Chief Commercial Officer Bob Smith was hired in December 2023. Mr. Smith’s previous employment was with Merck as the National Sales Lead for the launch of Sotatercept. Mr. Smith has over 30 years of pharmaceutical experience, including leading the launches of Opsumit and Uptravi, two PAH drugs.
Dr. Stephen Nathan and Skye Drynan were added to the Board of Directors earlier this year. Dr. Nathan is recognized as an expert in pulmonary diseases and will be instrumental in guiding the company’s PH-ILD clinical trials. Ms. Drynan is a businesswoman and fashion designer. She was a Partner and Senior BioPharma Analyst at Capital Group, involved in biopharma investing with over $2 trillion in assets.
Financials
There are 226 million shares. Insiders own about 11% of the shares and have been active buyers over the past 12 months. Institutions own about 81% of the shares.

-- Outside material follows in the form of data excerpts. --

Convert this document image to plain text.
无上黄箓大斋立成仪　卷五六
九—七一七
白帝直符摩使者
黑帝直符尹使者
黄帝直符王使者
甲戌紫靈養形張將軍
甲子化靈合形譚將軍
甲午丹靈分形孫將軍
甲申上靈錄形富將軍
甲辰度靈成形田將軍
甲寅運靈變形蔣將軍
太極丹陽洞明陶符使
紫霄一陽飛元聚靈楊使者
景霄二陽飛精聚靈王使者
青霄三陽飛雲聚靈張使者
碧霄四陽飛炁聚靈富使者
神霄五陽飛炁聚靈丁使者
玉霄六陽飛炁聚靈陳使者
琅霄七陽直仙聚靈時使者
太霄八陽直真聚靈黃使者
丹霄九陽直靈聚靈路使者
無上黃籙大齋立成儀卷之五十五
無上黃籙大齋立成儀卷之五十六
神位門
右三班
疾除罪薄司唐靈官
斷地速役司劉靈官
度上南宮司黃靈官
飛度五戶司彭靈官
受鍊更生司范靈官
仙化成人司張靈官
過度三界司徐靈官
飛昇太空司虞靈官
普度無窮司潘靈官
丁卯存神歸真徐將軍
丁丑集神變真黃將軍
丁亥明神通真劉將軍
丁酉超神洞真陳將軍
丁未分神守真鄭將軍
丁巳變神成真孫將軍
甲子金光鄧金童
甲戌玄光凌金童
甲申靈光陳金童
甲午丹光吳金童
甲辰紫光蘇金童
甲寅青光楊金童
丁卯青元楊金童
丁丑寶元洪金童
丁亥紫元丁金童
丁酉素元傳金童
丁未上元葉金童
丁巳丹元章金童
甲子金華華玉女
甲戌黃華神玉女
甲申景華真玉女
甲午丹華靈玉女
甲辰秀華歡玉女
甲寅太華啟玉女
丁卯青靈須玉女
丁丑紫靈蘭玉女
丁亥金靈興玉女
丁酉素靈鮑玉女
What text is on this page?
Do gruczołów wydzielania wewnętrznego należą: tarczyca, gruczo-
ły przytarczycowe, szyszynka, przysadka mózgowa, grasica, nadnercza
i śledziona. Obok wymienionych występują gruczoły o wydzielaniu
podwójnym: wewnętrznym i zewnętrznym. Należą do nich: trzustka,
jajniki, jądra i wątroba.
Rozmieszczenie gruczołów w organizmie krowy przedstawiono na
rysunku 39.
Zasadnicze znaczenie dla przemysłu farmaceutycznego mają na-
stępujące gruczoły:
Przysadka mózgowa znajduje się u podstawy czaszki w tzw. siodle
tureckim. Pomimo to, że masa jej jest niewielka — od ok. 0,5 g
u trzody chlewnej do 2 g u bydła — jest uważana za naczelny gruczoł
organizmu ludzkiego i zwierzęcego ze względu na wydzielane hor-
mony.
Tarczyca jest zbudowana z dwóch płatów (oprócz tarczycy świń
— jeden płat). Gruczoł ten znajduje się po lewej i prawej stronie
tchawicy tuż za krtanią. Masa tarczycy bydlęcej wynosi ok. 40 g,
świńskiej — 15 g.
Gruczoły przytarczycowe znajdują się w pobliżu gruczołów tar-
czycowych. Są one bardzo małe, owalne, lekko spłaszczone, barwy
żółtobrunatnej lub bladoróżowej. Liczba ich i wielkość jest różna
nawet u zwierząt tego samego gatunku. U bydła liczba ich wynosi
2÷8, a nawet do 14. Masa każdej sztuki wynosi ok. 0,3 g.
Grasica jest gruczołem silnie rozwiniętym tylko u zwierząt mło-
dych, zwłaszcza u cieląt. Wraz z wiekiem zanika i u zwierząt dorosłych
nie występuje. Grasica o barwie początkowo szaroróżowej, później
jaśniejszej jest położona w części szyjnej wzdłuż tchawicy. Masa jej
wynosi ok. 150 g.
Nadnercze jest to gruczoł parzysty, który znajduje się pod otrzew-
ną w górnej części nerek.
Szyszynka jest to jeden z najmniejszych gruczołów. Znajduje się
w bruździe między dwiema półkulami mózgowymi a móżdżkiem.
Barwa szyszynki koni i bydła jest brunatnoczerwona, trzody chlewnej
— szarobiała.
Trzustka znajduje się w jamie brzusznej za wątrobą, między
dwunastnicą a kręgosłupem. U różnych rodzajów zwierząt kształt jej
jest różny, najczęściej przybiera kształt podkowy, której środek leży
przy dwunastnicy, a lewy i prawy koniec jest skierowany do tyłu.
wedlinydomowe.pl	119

The company’s market cap is $206 million. As of 6/30/24, it had $354 million in cash and $200 million in debt. The debt is a convertible note at 5% interest, payable semi-annually, and matures in July 2027. The burn rate is about $50 million annually, which gives the company sufficient funding to complete the phase III Prosera clinical trial.
Merck acquired Acceleron (XLEN) in 2021 when it began a Phase III clinical trial for Sotatercept for $11.5 billion. I want to use that as a basis for setting a price on GOSS, but it compares apples to oranges. XLEN had other drugs in its pipeline and sold for close to its market cap.
The stock is selling at less than cash and deserves a higher multiple based on the potential to exceed a billion dollars in annual revenue.
Piper Sandler’s price target is $16/share, Oppenheimer’s is $9, Leering Partners’ is $6, and H.C. Wainwright’s is $10.
Risks
The obvious risk is that the Phase III results do not support FDA approval. Competing PAH drugs are also emerging. Keros Therapeutics (KROS) recently began stage II clinical trials for its PAH drug. Janssen Pharmaceutical, a division of Johnson & Johnson (JNJ), recently received FDA clearance for the first daily pill for PHA patients. Interestingly, Janssen’s pill had inferior 6MWD results than Sotatercept, but it is offered in a much easier-to-administer format. Mochida Pharmaceuticals launched its PAH drug in Japan last year.
Conclusion
The stock has had a roller coaster ride, trading at lows and below cash value. The company has beefed up its management team and board of directors. It has formed a symbiotic partnership with a large global pharmaceutical company as data from its Phase II study points to FDA approval for its lead drug candidate. Due to the large cash balance, there’s a low chance of further dilution before the anticipated FDA approval. The shares are supported by strong institutional investment, and insider buying.